Project description:We examined the development of gastric cancer risk screening, from rat pepsinogen studies in an experimental rat gastric carcinogenesis model induced with N-methyl-N'-nitro-N-nitrosoguanidine (MNNG) and human pepsinogen studies in the 1970s and 1980s to the recent "ABC method" for human gastric cancer risk screening. First, decreased expression or absence of a major pepsinogen isozyme, PG1, was observed in the rat gastric mucosa from the early stages of gastric carcinogenesis to adenocarcinomas following treatment with MNNG. In the 1980s, decreases in PGI in the human gastric mucosa and serum were identified as markers of atrophic gastritis.
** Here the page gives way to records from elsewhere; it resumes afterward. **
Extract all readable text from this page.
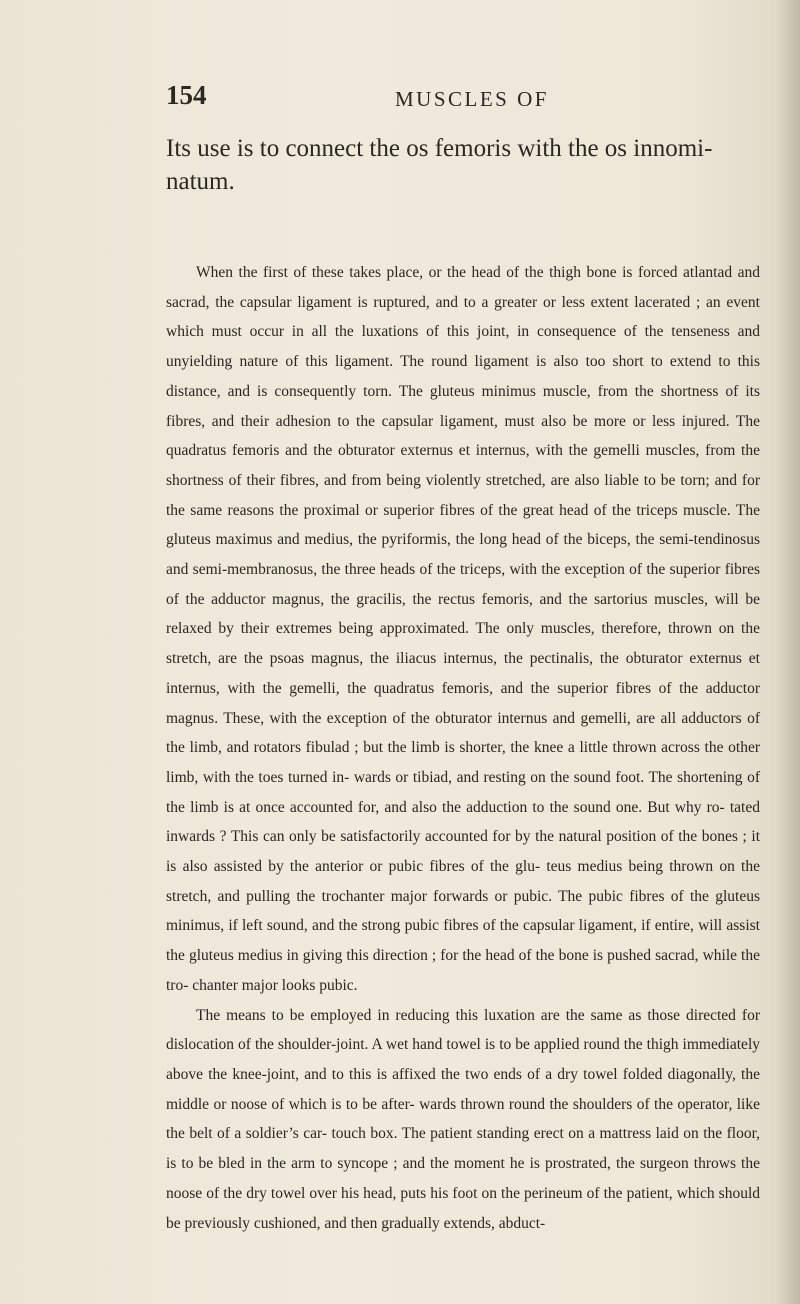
154	MUSCLES OF
Its use is to connect the os femoris with the os innomi- natum.

When the first of these takes place, or the head of the thigh bone is forced atlantad and sacrad, the capsular ligament is ruptured, and to a greater or less extent lacerated ; an event which must occur in all the luxations of this joint, in consequence of the tenseness and unyielding nature of this ligament. The round ligament is also too short to extend to this distance, and is consequently torn. The gluteus minimus muscle, from the shortness of its fibres, and their adhesion to the capsular ligament, must also be more or less injured. The quadratus femoris and the obturator externus et internus, with the gemelli muscles, from the shortness of their fibres, and from being violently stretched, are also liable to be torn; and for the same reasons the proximal or superior fibres of the great head of the triceps muscle. The gluteus maximus and medius, the pyriformis, the long head of the biceps, the semi-tendinosus and semi-membranosus, the three heads of the triceps, with the exception of the superior fibres of the adductor magnus, the gracilis, the rectus femoris, and the sartorius muscles, will be relaxed by their extremes being approximated. The only muscles, therefore, thrown on the stretch, are the psoas magnus, the iliacus internus, the pectinalis, the obturator externus et internus, with the gemelli, the quadratus femoris, and the superior fibres of the adductor magnus. These, with the exception of the obturator internus and gemelli, are all adductors of the limb, and rotators fibulad ; but the limb is shorter, the knee a little thrown across the other limb, with the toes turned in- wards or tibiad, and resting on the sound foot. The shortening of the limb is at once accounted for, and also the adduction to the sound one. But why ro- tated inwards ? This can only be satisfactorily accounted for by the natural position of the bones ; it is also assisted by the anterior or pubic fibres of the glu- teus medius being thrown on the stretch, and pulling the trochanter major forwards or pubic. The pubic fibres of the gluteus minimus, if left sound, and the strong pubic fibres of the capsular ligament, if entire, will assist the gluteus medius in giving this direction ; for the head of the bone is pushed sacrad, while the tro- chanter major looks pubic.

The means to be employed in reducing this luxation are the same as those directed for dislocation of the shoulder-joint. A wet hand towel is to be applied round the thigh immediately above the knee-joint, and to this is affixed the two ends of a dry towel folded diagonally, the middle or noose of which is to be after- wards thrown round the shoulders of the operator, like the belt of a soldier’s car- touch box. The patient standing erect on a mattress laid on the floor, is to be bled in the arm to syncope ; and the moment he is prostrated, the surgeon throws the noose of the dry towel over his head, puts his foot on the perineum of the patient, which should be previously cushioned, and then gradually extends, abduct-
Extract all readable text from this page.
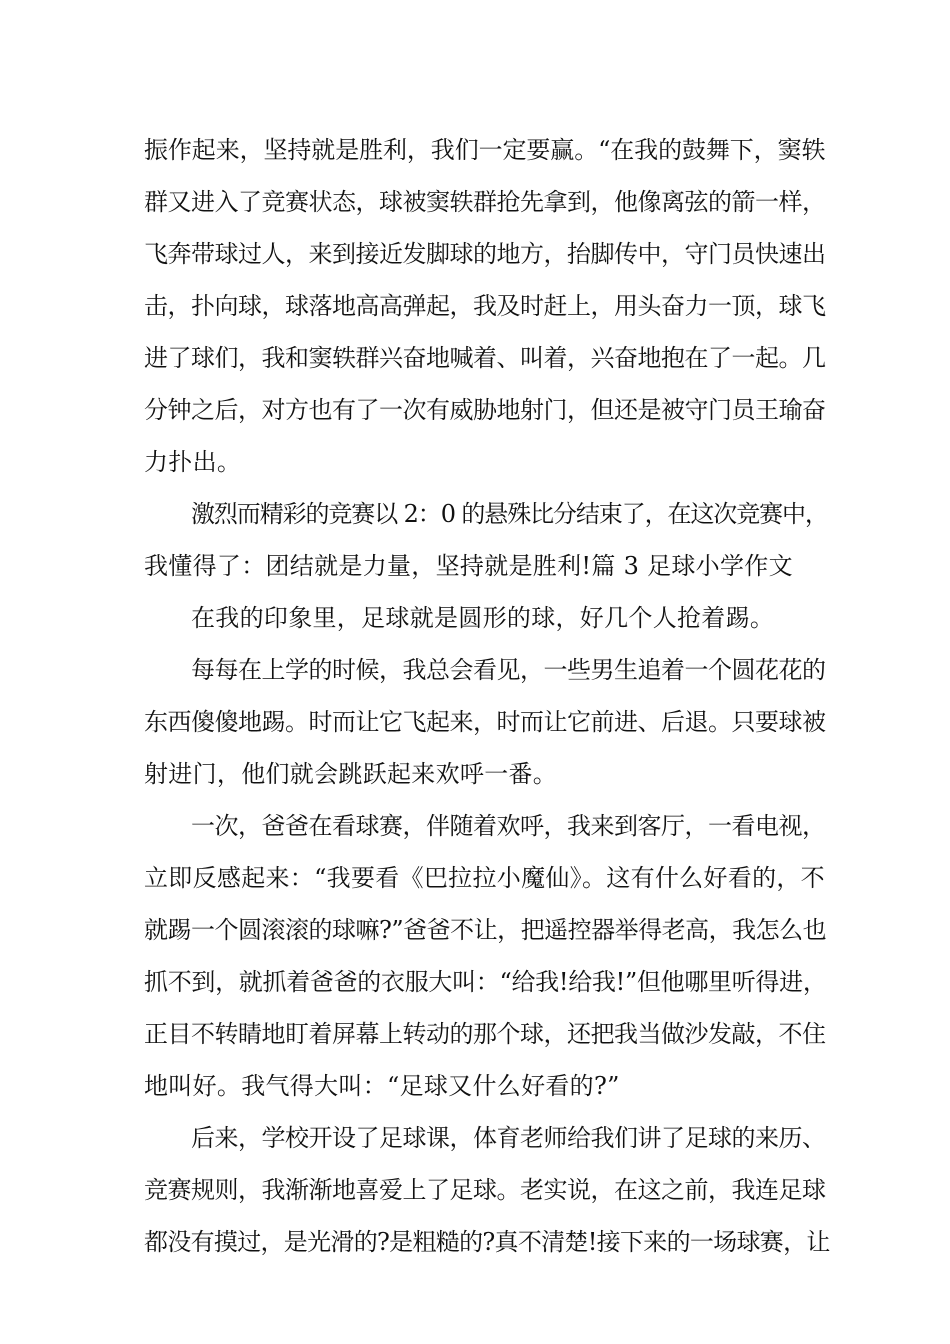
振作起来，坚持就是胜利，我们一定要赢。“在我的鼓舞下，窦轶
群又进入了竞赛状态，球被窦轶群抢先拿到，他像离弦的箭一样，
飞奔带球过人，来到接近发脚球的地方，抬脚传中，守门员快速出
击，扑向球，球落地高高弹起，我及时赶上，用头奋力一顶，球飞
进了球们，我和窦轶群兴奋地喊着、叫着，兴奋地抱在了一起。几
分钟之后，对方也有了一次有威胁地射门，但还是被守门员王瑜奋
力扑出。
激烈而精彩的竞赛以 2：0 的悬殊比分结束了，在这次竞赛中，
我懂得了：团结就是力量，坚持就是胜利!篇 3 足球小学作文
在我的印象里，足球就是圆形的球，好几个人抢着踢。
每每在上学的时候，我总会看见，一些男生追着一个圆花花的
东西傻傻地踢。时而让它飞起来，时而让它前进、后退。只要球被
射进门，他们就会跳跃起来欢呼一番。
一次，爸爸在看球赛，伴随着欢呼，我来到客厅，一看电视，
立即反感起来：“我要看《巴拉拉小魔仙》。这有什么好看的，不
就踢一个圆滚滚的球嘛?”爸爸不让，把遥控器举得老高，我怎么也
抓不到，就抓着爸爸的衣服大叫：“给我!给我!”但他哪里听得进，
正目不转睛地盯着屏幕上转动的那个球，还把我当做沙发敲，不住
地叫好。我气得大叫：“足球又什么好看的?”
后来，学校开设了足球课，体育老师给我们讲了足球的来历、
竞赛规则，我渐渐地喜爱上了足球。老实说，在这之前，我连足球
都没有摸过，是光滑的?是粗糙的?真不清楚!接下来的一场球赛，让
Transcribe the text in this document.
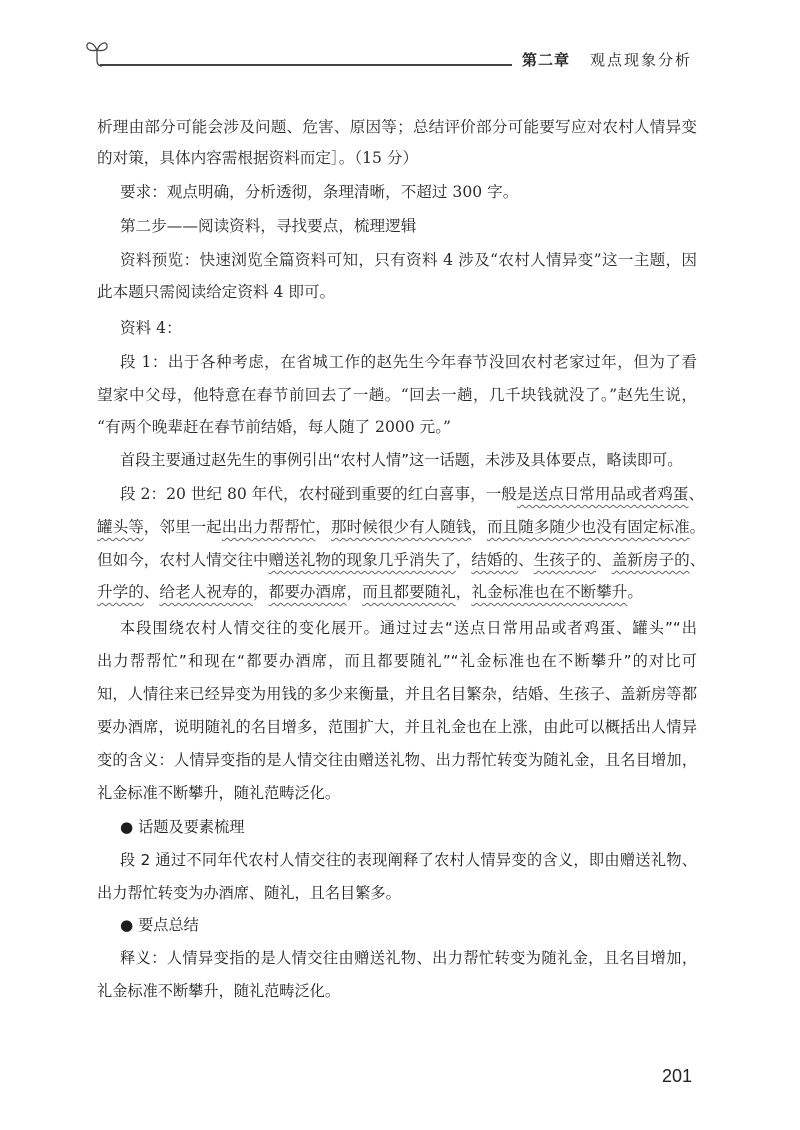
第二章 观点现象分析
析理由部分可能会涉及问题、危害、原因等；总结评价部分可能要写应对农村人情异变
的对策，具体内容需根据资料而定］。（15 分）
要求：观点明确，分析透彻，条理清晰，不超过 300 字。
第二步——阅读资料，寻找要点，梳理逻辑
资料预览：快速浏览全篇资料可知，只有资料 4 涉及“农村人情异变”这一主题，因
此本题只需阅读给定资料 4 即可。
资料 4：
段 1：出于各种考虑，在省城工作的赵先生今年春节没回农村老家过年，但为了看
望家中父母，他特意在春节前回去了一趟。“回去一趟，几千块钱就没了。”赵先生说，
“有两个晚辈赶在春节前结婚，每人随了 2000 元。”
首段主要通过赵先生的事例引出“农村人情”这一话题，未涉及具体要点，略读即可。
段 2：20 世纪 80 年代，农村碰到重要的红白喜事，一般是送点日常用品或者鸡蛋、
罐头等，邻里一起出出力帮帮忙，那时候很少有人随钱，而且随多随少也没有固定标准。
但如今，农村人情交往中赠送礼物的现象几乎消失了，结婚的、生孩子的、盖新房子的、
升学的、给老人祝寿的，都要办酒席，而且都要随礼，礼金标准也在不断攀升。
本段围绕农村人情交往的变化展开。通过过去“送点日常用品或者鸡蛋、罐头”“出
出力帮帮忙”和现在“都要办酒席，而且都要随礼”“礼金标准也在不断攀升”的对比可
知，人情往来已经异变为用钱的多少来衡量，并且名目繁杂，结婚、生孩子、盖新房等都
要办酒席，说明随礼的名目增多，范围扩大，并且礼金也在上涨，由此可以概括出人情异
变的含义：人情异变指的是人情交往由赠送礼物、出力帮忙转变为随礼金，且名目增加，
礼金标准不断攀升，随礼范畴泛化。
● 话题及要素梳理
段 2 通过不同年代农村人情交往的表现阐释了农村人情异变的含义，即由赠送礼物、
出力帮忙转变为办酒席、随礼，且名目繁多。
● 要点总结
释义：人情异变指的是人情交往由赠送礼物、出力帮忙转变为随礼金，且名目增加，
礼金标准不断攀升，随礼范畴泛化。
201
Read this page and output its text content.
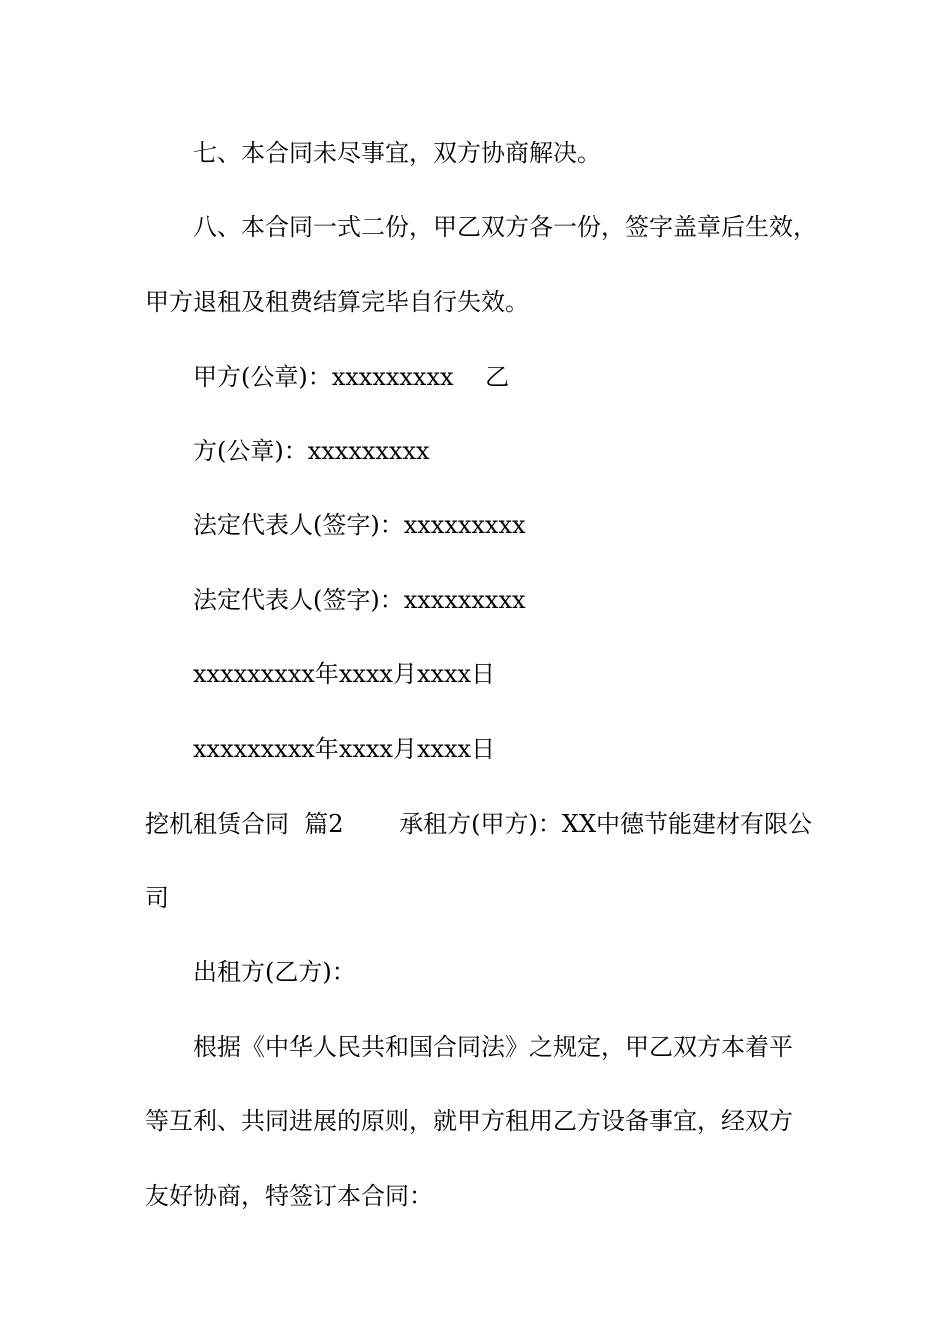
七、本合同未尽事宜，双方协商解决。
八、本合同一式二份，甲乙双方各一份，签字盖章后生效，
甲方退租及租费结算完毕自行失效。
甲方(公章)：xxxxxxxxx　 乙
方(公章)：xxxxxxxxx
法定代表人(签字)：xxxxxxxxx
法定代表人(签字)：xxxxxxxxx
xxxxxxxxx年xxxx月xxxx日
xxxxxxxxx年xxxx月xxxx日
挖机租赁合同  篇2　　 承租方(甲方)：XX中德节能建材有限公
司
出租方(乙方)：
根据《中华人民共和国合同法》之规定，甲乙双方本着平
等互利、共同进展的原则，就甲方租用乙方设备事宜，经双方
友好协商，特签订本合同：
In the 1990s, other researchers revealed that chronic infection with Helicobacter pylori (Hp) causes atrophic gastritis and later gastric cancer. In the 2000s, a gastric cancer risk screening method combining assays to detect serum anti-Hp IgG antibody and serum PGI and PGII levels, the "ABC method", was established. Eradication of Hp and endoscopic follow-up examination after the ABC method are recommended to prevent gastric cancer.